Я не сижу на мягких сиденьях, обитых вишнёвым, потёртым дермантином. Энергия выплескивается через край — невозможно усидеть на месте, будто на муравейнике, что кусает за мягкое место, щекочет ляжки усиками и лапками, тревожит мысли. Я стою между маминых ног, рядом с громоздкими мешками и вёдрами, набитыми дачным инвентарём, одеждой, продуктами и утварью — словно мы переезжаем в другой мир не на день, а навсегда: в сердце природы, деревенского морока, дачных пейзажей. Электричка мчится размеренно.
«Ту-тух, ту-тух» — бойко отзываются под колёсами рельсы. Пассажиры улыбаются, спорят, жуют, дремлют под удары колёс. Они уже приготовились к рабочему дню в огородах: высокие резиновые сапоги, перевязанные платками головы, широкие спортивные штаны, жилетки — всё, что не жалко испортить, изорвать, перепачкать, лишь бы помочь саду расцвести, избавить грядки от душащих сорняков, высвободить корнеплоды от безжалостных паразитов.

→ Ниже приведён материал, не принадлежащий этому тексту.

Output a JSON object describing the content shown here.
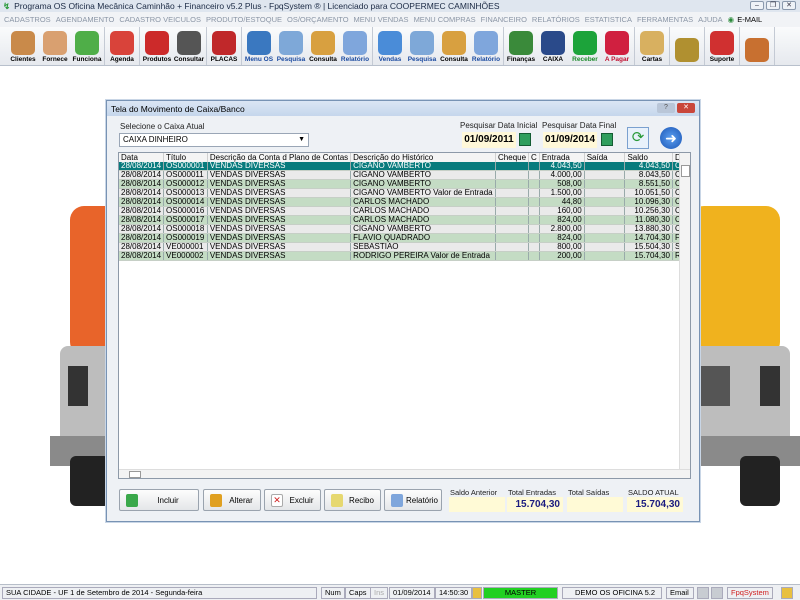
{
  "window": {
    "title": "Programa OS Oficina Mecânica Caminhão + Financeiro v5.2 Plus - FpqSystem ® | Licenciado para  COOPERMEC CAMINHÕES"
  },
  "menu": [
    "CADASTROS",
    "AGENDAMENTO",
    "CADASTRO VEICULOS",
    "PRODUTO/ESTOQUE",
    "OS/ORÇAMENTO",
    "MENU VENDAS",
    "MENU COMPRAS",
    "FINANCEIRO",
    "RELATÓRIOS",
    "ESTATISTICA",
    "FERRAMENTAS",
    "AJUDA"
  ],
  "menu_email": "E-MAIL",
  "toolbar": [
    {
      "label": "Clientes",
      "icon": "clients-icon",
      "color": "#c98a4a"
    },
    {
      "label": "Fornece",
      "icon": "supplier-icon",
      "color": "#d9a070"
    },
    {
      "label": "Funciona",
      "icon": "employee-icon",
      "color": "#4fae48"
    },
    {
      "label": "Agenda",
      "icon": "calendar-icon",
      "color": "#d9433a"
    },
    {
      "label": "Produtos",
      "icon": "toolbox-icon",
      "color": "#cc2a2a"
    },
    {
      "label": "Consultar",
      "icon": "barcode-icon",
      "color": "#555"
    },
    {
      "label": "PLACAS",
      "icon": "truck-icon",
      "color": "#c0282a"
    },
    {
      "label": "Menu OS",
      "icon": "clipboard-icon",
      "color": "#3a78c0"
    },
    {
      "label": "Pesquisa",
      "icon": "search-doc-icon",
      "color": "#7ea8d8"
    },
    {
      "label": "Consulta",
      "icon": "drawer-icon",
      "color": "#d8a040"
    },
    {
      "label": "Relatório",
      "icon": "printer-icon",
      "color": "#7fa6dc"
    },
    {
      "label": "Vendas",
      "icon": "monitor-icon",
      "color": "#4a8cd8"
    },
    {
      "label": "Pesquisa",
      "icon": "search-doc-icon",
      "color": "#7ea8d8"
    },
    {
      "label": "Consulta",
      "icon": "drawer-icon",
      "color": "#d8a040"
    },
    {
      "label": "Relatório",
      "icon": "printer-icon",
      "color": "#7fa6dc"
    },
    {
      "label": "Finanças",
      "icon": "finance-pie-icon",
      "color": "#3a8a3a"
    },
    {
      "label": "CAIXA",
      "icon": "cash-book-icon",
      "color": "#2a4a8a"
    },
    {
      "label": "Receber",
      "icon": "dollar-green-icon",
      "color": "#1ca33a"
    },
    {
      "label": "A Pagar",
      "icon": "dollar-red-icon",
      "color": "#d02040"
    },
    {
      "label": "Cartas",
      "icon": "scroll-icon",
      "color": "#d8b060"
    },
    {
      "label": "",
      "icon": "coins-icon",
      "color": "#b09030"
    },
    {
      "label": "Suporte",
      "icon": "support-icon",
      "color": "#d03030"
    },
    {
      "label": "",
      "icon": "exit-icon",
      "color": "#c87030"
    }
  ],
  "dialog": {
    "title": "Tela do Movimento de Caixa/Banco",
    "caixa_label": "Selecione o Caixa Atual",
    "caixa_value": "CAIXA DINHEIRO",
    "date_start_label": "Pesquisar Data Inicial",
    "date_start": "01/09/2011",
    "date_end_label": "Pesquisar Data Final",
    "date_end": "01/09/2014",
    "columns": [
      "Data",
      "Título",
      "Descrição da Conta d Plano de Contas",
      "Descrição do Histórico",
      "Cheque",
      "C",
      "Entrada",
      "Saída",
      "Saldo",
      "D"
    ],
    "rows": [
      [
        "28/08/2014",
        "OS000001",
        "VENDAS DIVERSAS",
        "CIGANO VAMBERTO",
        "",
        "",
        "4.043,50",
        "",
        "4.043,50",
        "CI"
      ],
      [
        "28/08/2014",
        "OS000011",
        "VENDAS DIVERSAS",
        "CIGANO VAMBERTO",
        "",
        "",
        "4.000,00",
        "",
        "8.043,50",
        "CI"
      ],
      [
        "28/08/2014",
        "OS000012",
        "VENDAS DIVERSAS",
        "CIGANO VAMBERTO",
        "",
        "",
        "508,00",
        "",
        "8.551,50",
        "CI"
      ],
      [
        "28/08/2014",
        "OS000013",
        "VENDAS DIVERSAS",
        "CIGANO VAMBERTO Valor de Entrada",
        "",
        "",
        "1.500,00",
        "",
        "10.051,50",
        "CI"
      ],
      [
        "28/08/2014",
        "OS000014",
        "VENDAS DIVERSAS",
        "CARLOS MACHADO",
        "",
        "",
        "44,80",
        "",
        "10.096,30",
        "CA"
      ],
      [
        "28/08/2014",
        "OS000016",
        "VENDAS DIVERSAS",
        "CARLOS MACHADO",
        "",
        "",
        "160,00",
        "",
        "10.256,30",
        "CA"
      ],
      [
        "28/08/2014",
        "OS000017",
        "VENDAS DIVERSAS",
        "CARLOS MACHADO",
        "",
        "",
        "824,00",
        "",
        "11.080,30",
        "CA"
      ],
      [
        "28/08/2014",
        "OS000018",
        "VENDAS DIVERSAS",
        "CIGANO VAMBERTO",
        "",
        "",
        "2.800,00",
        "",
        "13.880,30",
        "CI"
      ],
      [
        "28/08/2014",
        "OS000019",
        "VENDAS DIVERSAS",
        "FLÁVIO QUADRADO",
        "",
        "",
        "824,00",
        "",
        "14.704,30",
        "FL"
      ],
      [
        "28/08/2014",
        "VE000001",
        "VENDAS DIVERSAS",
        "SEBASTIÃO",
        "",
        "",
        "800,00",
        "",
        "15.504,30",
        "SE"
      ],
      [
        "28/08/2014",
        "VE000002",
        "VENDAS DIVERSAS",
        "RODRIGO PEREIRA Valor de Entrada",
        "",
        "",
        "200,00",
        "",
        "15.704,30",
        "RO"
      ]
    ],
    "buttons": {
      "incluir": "Incluir",
      "alterar": "Alterar",
      "excluir": "Excluir",
      "recibo": "Recibo",
      "relatorio": "Relatório"
    },
    "totals": {
      "saldo_anterior_label": "Saldo Anterior",
      "saldo_anterior": "",
      "total_entradas_label": "Total Entradas",
      "total_entradas": "15.704,30",
      "total_saidas_label": "Total Saídas",
      "total_saidas": "",
      "saldo_atual_label": "SALDO ATUAL",
      "saldo_atual": "15.704,30"
    }
  },
  "statusbar": {
    "location_date": "SUA CIDADE - UF  1 de Setembro de 2014 - Segunda-feira",
    "num": "Num",
    "caps": "Caps",
    "ins": "Ins",
    "date": "01/09/2014",
    "time": "14:50:30",
    "user": "MASTER",
    "version": "DEMO OS OFICINA 5.2",
    "email": "Email",
    "brand": "FpqSystem"
  },
  "colors": {
    "selected_row": "#087b7d",
    "alt_row": "#c4dcc4",
    "user_badge": "#22d022"
  }
}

Я говорю громко, хвастаюсь, задираюсь — выбражаю перед мальчиком чуть постарше, сидящим напротив. Мама заметила. Улыбается. Ей немного неловко. За окнами проносятся степи, поля, окроплённые одуванчиком и ромашкой, электрические столбы, перекошенные бетонные остановки с покосившимися козырьками, заросшие сорной травой платформы с растрескавшимся асфальтом.
Помню жалобный скрежет горячего металла массивных колёс. Открытые двери. Мы сходим. Опускаемся по узкой тропе гуськом — с вёдрами, мешками, пакетами — будто исчезаем в низине меж тополей. В ложбинке, по обе стороны тропы, тянутся дачные участки, огороженные деревянной, неровной каймой — сероватым частоколом.
Мы идём. Я — лечу.
Сегодня будет много свободы, много ничего-не-делания, соития с природой и побега в другие измерения. Дача для ребёнка — это плавное погружение в потаённые глубины детства.
Помню наш забор, калитку с проржавевшей щеколдой и остановку «Жана аул». Я — в больших солнечных очках в коричневой, грубой оправе. Ношу их с удовольствием, не снимая даже в пасмурную погоду. Мама сказала, что мне идёт. Я в них похожа на стрекозу. Переодеваюсь быстро, словно солдатик — времени нет на возню, меня ждёт природа, другие миры.
Я бегу.
В голове моей проносятся воспоминания — будто яркий сноп искр, отлетающий при ударах молота по наковальне.